Before a packed courtroom, where the onlookers included Washington, D.C. Mayor Adrian Fenty and members of the District Council, the Supreme Court listened to attorneys debate D.C.’s handgun ban, and Chief Justice John G. Roberts, Jr. extended the already elongated time period for argument beyond 90 minutes.
As advocates and protesters gathered outside the building holding signs and chanting, inside the justices and lawyers tried to hammer out whether the Second Amendment’s “right to keep and bear arms” prohibits the District’s ban on handguns and requirement that all other firearms in the home be unloaded and locked.
From the questioning, some justices, like Justices Antonin Scalia and Chief Justice Roberts, seemed to find it hard to believe that the Second Amendment would allow such a restriction on firearms to stand. Others, like Justices Ruth Bader Ginsburg and David Souter, seemed more inclined to side with the District in the case.
But other justices, including Justices Stephen Breyer and Anthony Kennedy, seemed to focus on what standard the Court should adopt in determining whether a restriction on guns crosses the constitutional line.
When Alan Gura, the attorney representing D.C. resident Dick Anthony Heller, suggested a “common sense rule,” Breyer responded: “I think you are on to something here,” and suggested that the Court could give “leeway to cities and states to work out what is reasonable.”
Walter Dellinger, arguing on behalf of the District, said the purpose of the amendment was to ensure the right of the people to form a militia, not to protect private gun ownership.
The justices chimed in quickly and frequently.
“If it is limited to the right to form state militia, why would [the Amendment] say ‘the right of the people?'” Roberts asked.
“Your Honor, I believe the words ‘militia’ and ‘people’ are linked to one another,” Dellinger said. “It’s a right to participate in a common defense.”
Justice Scalia noted that even if the plain language were read that narrowly, allowing people to privately own guns may be the only way to ensure their ability to form a militia. “Taking away people’s weapons – that’s the way the militias were destroyed” under English rule, Scalia noted.
Dellinger said the Court could adopt a reasonableness standard by which to evaluate gun regulations, which would allow banning of certain firearms to stand.
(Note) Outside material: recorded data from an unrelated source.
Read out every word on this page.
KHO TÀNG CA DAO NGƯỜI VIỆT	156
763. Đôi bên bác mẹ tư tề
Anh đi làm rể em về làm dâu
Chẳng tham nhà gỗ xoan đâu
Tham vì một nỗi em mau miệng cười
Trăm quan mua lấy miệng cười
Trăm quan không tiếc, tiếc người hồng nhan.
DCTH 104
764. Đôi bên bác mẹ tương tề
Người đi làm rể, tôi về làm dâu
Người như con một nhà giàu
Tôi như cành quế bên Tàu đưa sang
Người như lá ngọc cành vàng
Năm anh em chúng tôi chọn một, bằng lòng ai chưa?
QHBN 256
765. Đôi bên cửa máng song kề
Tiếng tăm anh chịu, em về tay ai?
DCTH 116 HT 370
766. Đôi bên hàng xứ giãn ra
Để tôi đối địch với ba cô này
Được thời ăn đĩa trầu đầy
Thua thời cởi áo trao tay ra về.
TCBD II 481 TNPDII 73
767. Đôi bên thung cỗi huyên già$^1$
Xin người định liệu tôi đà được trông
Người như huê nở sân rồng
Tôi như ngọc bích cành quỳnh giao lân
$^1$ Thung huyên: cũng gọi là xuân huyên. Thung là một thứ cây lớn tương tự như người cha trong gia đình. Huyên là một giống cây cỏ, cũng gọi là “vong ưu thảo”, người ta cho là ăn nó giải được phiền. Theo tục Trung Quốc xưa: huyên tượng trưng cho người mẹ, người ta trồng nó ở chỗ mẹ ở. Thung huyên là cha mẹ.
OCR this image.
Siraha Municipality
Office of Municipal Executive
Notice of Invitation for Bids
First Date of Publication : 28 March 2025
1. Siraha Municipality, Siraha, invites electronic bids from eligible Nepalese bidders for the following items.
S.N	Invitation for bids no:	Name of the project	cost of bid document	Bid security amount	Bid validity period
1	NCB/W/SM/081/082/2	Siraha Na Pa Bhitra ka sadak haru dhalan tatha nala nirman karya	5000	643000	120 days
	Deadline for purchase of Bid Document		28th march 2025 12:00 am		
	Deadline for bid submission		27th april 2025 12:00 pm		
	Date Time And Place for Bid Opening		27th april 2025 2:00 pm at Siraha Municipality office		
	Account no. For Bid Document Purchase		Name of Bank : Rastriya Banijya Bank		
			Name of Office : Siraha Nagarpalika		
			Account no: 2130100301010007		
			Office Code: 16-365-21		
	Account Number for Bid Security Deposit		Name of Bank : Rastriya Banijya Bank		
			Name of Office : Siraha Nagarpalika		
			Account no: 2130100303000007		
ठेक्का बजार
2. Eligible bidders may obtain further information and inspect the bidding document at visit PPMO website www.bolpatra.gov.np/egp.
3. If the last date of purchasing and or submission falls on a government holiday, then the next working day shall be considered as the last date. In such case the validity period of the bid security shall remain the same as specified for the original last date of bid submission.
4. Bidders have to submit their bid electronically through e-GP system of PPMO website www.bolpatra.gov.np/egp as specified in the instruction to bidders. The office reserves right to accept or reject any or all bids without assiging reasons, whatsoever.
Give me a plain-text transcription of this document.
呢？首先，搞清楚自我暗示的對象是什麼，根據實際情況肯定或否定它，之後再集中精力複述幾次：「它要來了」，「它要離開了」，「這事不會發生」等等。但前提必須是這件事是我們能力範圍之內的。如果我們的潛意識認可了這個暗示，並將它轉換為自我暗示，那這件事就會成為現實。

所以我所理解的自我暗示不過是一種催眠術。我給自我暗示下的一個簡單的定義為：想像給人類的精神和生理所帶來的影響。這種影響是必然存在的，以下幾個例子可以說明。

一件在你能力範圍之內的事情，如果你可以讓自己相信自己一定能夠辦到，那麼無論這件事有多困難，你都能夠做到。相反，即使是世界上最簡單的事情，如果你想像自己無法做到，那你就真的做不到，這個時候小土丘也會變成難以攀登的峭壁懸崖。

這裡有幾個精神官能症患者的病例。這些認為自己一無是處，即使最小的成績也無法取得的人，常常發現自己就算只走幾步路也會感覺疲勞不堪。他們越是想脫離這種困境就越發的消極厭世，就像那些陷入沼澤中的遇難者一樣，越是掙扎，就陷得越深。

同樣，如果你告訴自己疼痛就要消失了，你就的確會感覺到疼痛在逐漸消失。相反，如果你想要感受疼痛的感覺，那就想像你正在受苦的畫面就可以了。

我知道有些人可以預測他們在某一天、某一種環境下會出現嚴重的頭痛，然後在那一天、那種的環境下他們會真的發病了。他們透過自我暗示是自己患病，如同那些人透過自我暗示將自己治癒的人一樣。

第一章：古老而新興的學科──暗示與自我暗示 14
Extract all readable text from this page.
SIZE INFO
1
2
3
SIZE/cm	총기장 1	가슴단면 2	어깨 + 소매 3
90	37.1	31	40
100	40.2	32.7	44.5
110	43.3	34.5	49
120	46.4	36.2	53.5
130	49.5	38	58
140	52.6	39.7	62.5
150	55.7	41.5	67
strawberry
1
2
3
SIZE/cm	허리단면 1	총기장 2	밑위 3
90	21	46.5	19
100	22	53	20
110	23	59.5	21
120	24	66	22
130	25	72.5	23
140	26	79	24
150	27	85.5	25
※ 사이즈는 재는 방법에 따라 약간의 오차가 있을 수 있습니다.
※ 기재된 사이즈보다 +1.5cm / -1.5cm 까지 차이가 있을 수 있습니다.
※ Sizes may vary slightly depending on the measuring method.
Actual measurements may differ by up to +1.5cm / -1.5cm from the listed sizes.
This prompted Roberts to ask: “What is reasonable about a total ban?”
Later, Dellinger said the law was narrow because it only banned handguns, not other types of firearms. Firearms like shotguns could be kept in the home and used for self defense, he said, so long as they were kept unloaded and secured with a trigger lock.
Roberts questioned the practicality of that distinction. “How many minutes does it take to unlock and load a gun?” Roberts asked.
When Dellinger said it would take only a few seconds, Roberts seemed skeptical, particularly if the situation involved an intruder in one’s home at night. “You turn on the lamp, you put on your reading glasses” to operate the numeric-code trigger lock, Roberts began, drawing laughter from the audience.
U.S. Solicitor General Paul Clement, allowed far longer than his allotted 15 minutes to make his case on the government’s behalf, urged the justices to adopt an intermediate standard by which to judge such restrictions, and to remand the case to the lower court to examine the facts under that standard.
Gura stressed that whether it is for self-defense or the ability to serve in a militia, the Constitution protects citizens’ rights to own firearms of many types, handguns included.
“When people have handguns, . . .that are better prepared to use them,” Gura said. “When they go into military service, they are issued handguns.”
“But does that make it unreasonable for a city with a fairly high crime rate to say: ‘no handguns here’?” Justice Stephen Breyer asked.
At times the justices seemed to squabble among themselves over what the text of the amendment means.
“It speaks to the right of the people,” Scalia said. “It’s broader than the first clause,” which asserts the necessity of a well-regulated militia.
“Then why have the first clause?” Souter asked.
“To reaffirm [the importance] of the militia,” Kennedy said.
More on the oral arguments tomorrow on the Lawyers USA website.
The Court also upheld the state of Washington’s open primary election system in its only decision released today: Washington State Grange v. Washington State Republican Party, No. 06-713.